Eh bien, on a inventé quelque chose de pire que le bureau partagé : le bureau « partagé partagé », autrement dit un open space que plusieurs sociétés occupent simultanément, chacune payant au temps d’occupation des sièges. Et quand je dis « inventer », ça n’est pas un inventeur dans son coin qui a eu l’idée de ce machin, mais une multinationale qui est la seconde capitalisation en terme d’entreprise innovante, après Uber, il s’agit de WeWork dont vous trouverez le portrait par exemple dans Les échos du jour. 
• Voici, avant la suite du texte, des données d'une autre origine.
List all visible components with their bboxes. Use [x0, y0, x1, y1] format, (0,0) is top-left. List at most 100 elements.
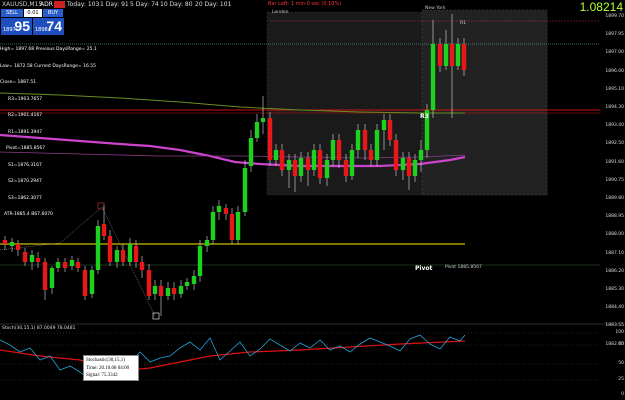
- info-line: Pivot=1885.8567: [6, 146, 46, 151]
- bear-candle: [279, 150, 285, 170]
- bull-candle: [235, 212, 241, 240]
- bar-left-alert: Bar Left: 1 min 0 sec (0.10%): [268, 1, 342, 7]
- bull-candle: [418, 150, 424, 160]
- info-line: R1=1891.3947: [8, 129, 43, 135]
- bear-candle: [139, 262, 145, 270]
- bull-candle: [311, 150, 317, 170]
- info-line: High= 1897.68 Previous DaysRange= 25.1: [0, 47, 97, 52]
- bear-candle: [317, 150, 323, 178]
- bull-candle: [443, 44, 449, 66]
- sell-price-big: 95: [14, 18, 30, 34]
- stochastic-tooltip: Stochastic(30,15,1) Time: 20.10.08 04:00…: [83, 355, 139, 381]
- buy-price-box[interactable]: 1898 74: [33, 18, 64, 35]
- bear-candle: [292, 160, 298, 176]
- stoch-tick: 25: [618, 377, 624, 382]
- bull-candle: [273, 150, 279, 160]
- bear-candle: [22, 252, 28, 262]
- bear-candle: [42, 262, 48, 290]
- stoch-tick: 0: [621, 392, 624, 397]
- pivot-info-block: High= 1897.68 Previous DaysRange= 25.1 L…: [0, 36, 97, 223]
- r3-label: R3: [420, 113, 429, 120]
- buy-price-big: 74: [46, 18, 62, 34]
- top-info-bar: XAUUSD,M15 ADR Today: 103 1 Day: 91 5 Da…: [0, 0, 625, 9]
- info-line: ATR-1885.4 B67.6070: [4, 212, 53, 217]
- bull-candle: [165, 288, 171, 296]
- one-click-trading-panel: SELL 0.01 BUY 1897 95 1898 74: [0, 9, 64, 35]
- day5-stat: 5 Day: 74: [130, 1, 159, 8]
- bull-candle: [248, 138, 254, 166]
- stoch-tick: 100: [615, 330, 624, 335]
- r1-top-label: R1: [460, 21, 466, 26]
- bull-candle: [184, 282, 190, 286]
- pivot-value-label: Pivot 1885.8567: [445, 265, 482, 270]
- bull-candle: [455, 44, 461, 66]
- stoch-tick: 50: [618, 361, 624, 366]
- tooltip-line: Stochastic(30,15,1): [86, 358, 125, 363]
- bull-candle: [89, 270, 95, 294]
- buy-button[interactable]: BUY: [43, 9, 63, 17]
- bull-candle: [374, 130, 380, 160]
- bull-candle: [69, 260, 75, 266]
- stochastic-title: Stoch(30,15,1) 87.0049 78.0481: [2, 326, 76, 331]
- bull-candle: [430, 44, 436, 110]
- stoch-axis: 100 75 50 25 0: [600, 0, 625, 400]
- bull-candle: [330, 140, 336, 160]
- bear-candle: [343, 160, 349, 176]
- bull-candle: [216, 206, 222, 212]
- bear-candle: [35, 258, 41, 262]
- bull-candle: [55, 262, 61, 268]
- bear-candle: [449, 44, 455, 66]
- bull-candle: [242, 168, 248, 212]
- bear-candle: [62, 262, 68, 268]
- day10-stat: 10 Day: 80: [160, 1, 193, 8]
- bear-candle: [15, 244, 21, 250]
- bear-candle: [461, 44, 467, 70]
- sell-button[interactable]: SELL: [1, 9, 23, 17]
- bear-candle: [107, 236, 113, 262]
- bull-candle: [355, 130, 361, 150]
- bull-candle: [204, 240, 210, 246]
- sell-price-box[interactable]: 1897 95: [1, 18, 32, 35]
- bear-candle: [223, 208, 229, 214]
- indicator-label: ADR: [40, 1, 53, 8]
- bull-candle: [210, 212, 216, 240]
- bull-candle: [29, 255, 35, 262]
- bull-candle: [191, 276, 197, 284]
- bear-candle: [267, 118, 273, 160]
- tooltip-line: Signal: 75.3342: [86, 373, 118, 378]
- info-line: S1=1876.3167: [8, 162, 42, 168]
- bear-candle: [101, 224, 107, 236]
- lot-size-input[interactable]: 0.01: [24, 9, 42, 17]
- bull-candle: [178, 286, 184, 294]
- today-stat: Today: 103: [67, 1, 100, 8]
- bull-candle: [114, 250, 120, 262]
- bull-candle: [349, 150, 355, 176]
- bull-candle: [286, 160, 292, 170]
- london-session-label: London: [272, 10, 289, 15]
- newyork-session-box: [421, 9, 548, 196]
- pivot-label: Pivot: [415, 265, 433, 272]
- info-line: Close= 1887.51: [0, 80, 37, 85]
- stoch-main-line: [0, 334, 466, 381]
- bear-candle: [120, 250, 126, 262]
- bear-candle: [75, 262, 81, 268]
- bear-candle: [82, 270, 88, 296]
- bear-candle: [133, 246, 139, 262]
- tooltip-line: Time: 20.10.08 04:00: [86, 365, 130, 371]
- symbol-label: XAUUSD,M15: [2, 1, 43, 8]
- bull-candle: [324, 160, 330, 178]
- bull-candle: [197, 246, 203, 276]
- info-line: S3=1862.3077: [8, 195, 42, 201]
- bull-candle: [9, 242, 15, 246]
- bull-candle: [298, 158, 304, 176]
- day20-stat: 20 Day: 101: [195, 1, 232, 8]
- bear-candle: [393, 140, 399, 170]
- bear-candle: [368, 150, 374, 160]
- info-line: R2=1901.4167: [8, 113, 43, 118]
- bear-candle: [158, 286, 164, 296]
- bull-candle: [254, 122, 260, 138]
- day1-stat: 1 Day: 91: [100, 1, 129, 8]
- bull-candle: [49, 268, 55, 288]
- bull-candle: [412, 160, 418, 176]
- info-line: S2=1870.2947: [8, 179, 42, 184]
A WeWork, on travaille, et pour l’entreprise en question on peut même dire que l’on travaille fort puisque l’entreprise est valorisée à 50 milliards d’euros, soit deux fois la valeur de Saint-Gobain. Alors à WeWork on travaille, on travaille fort tandis que votre vie à vous est un enfer, puisque WeWork a inventé la flexibilité absolue, vous n’avez plus d’employeur, puisque vous êtes travailleur indépendant : vous n’avez plus de place, plus d’espace, vous devez tout louer. Et si WeWork vaut si cher, c’est parce que les financiers ont pensé que cette entreprise montrait l’avenir du travail. 

Et ce qu’il y a de fabuleux dans WeWork, c’est que cet enfer pour les travailleurs construit un paradis pour les investisseurs, car tandis que des millions de freelance louent des bureaux partagés, les investisseurs font des affaires à l’ancienne en achetant de la pierre. Alors bien sûr, comme on est dans la nouvelle économie, ces bureaux sont décorés de manière cool et l’on y trouve de l’eau aromatisée, mais derrière cette façade nouvelle, on est de retour aux rentiers du XIX e siècle. 

Et, encore une fois, c’est Marx qui avait raison, « Ce bouleversement continuel de la production, ce constant ébranlement de tout le système social, cette agitation et cette insécurité perpétuelles distinguent l'époque bourgeoise de toutes les précédentes » écrivait il, c’est toujours la lutte des classes, mais dans les bureaux partagés, cela devient la lutte des places.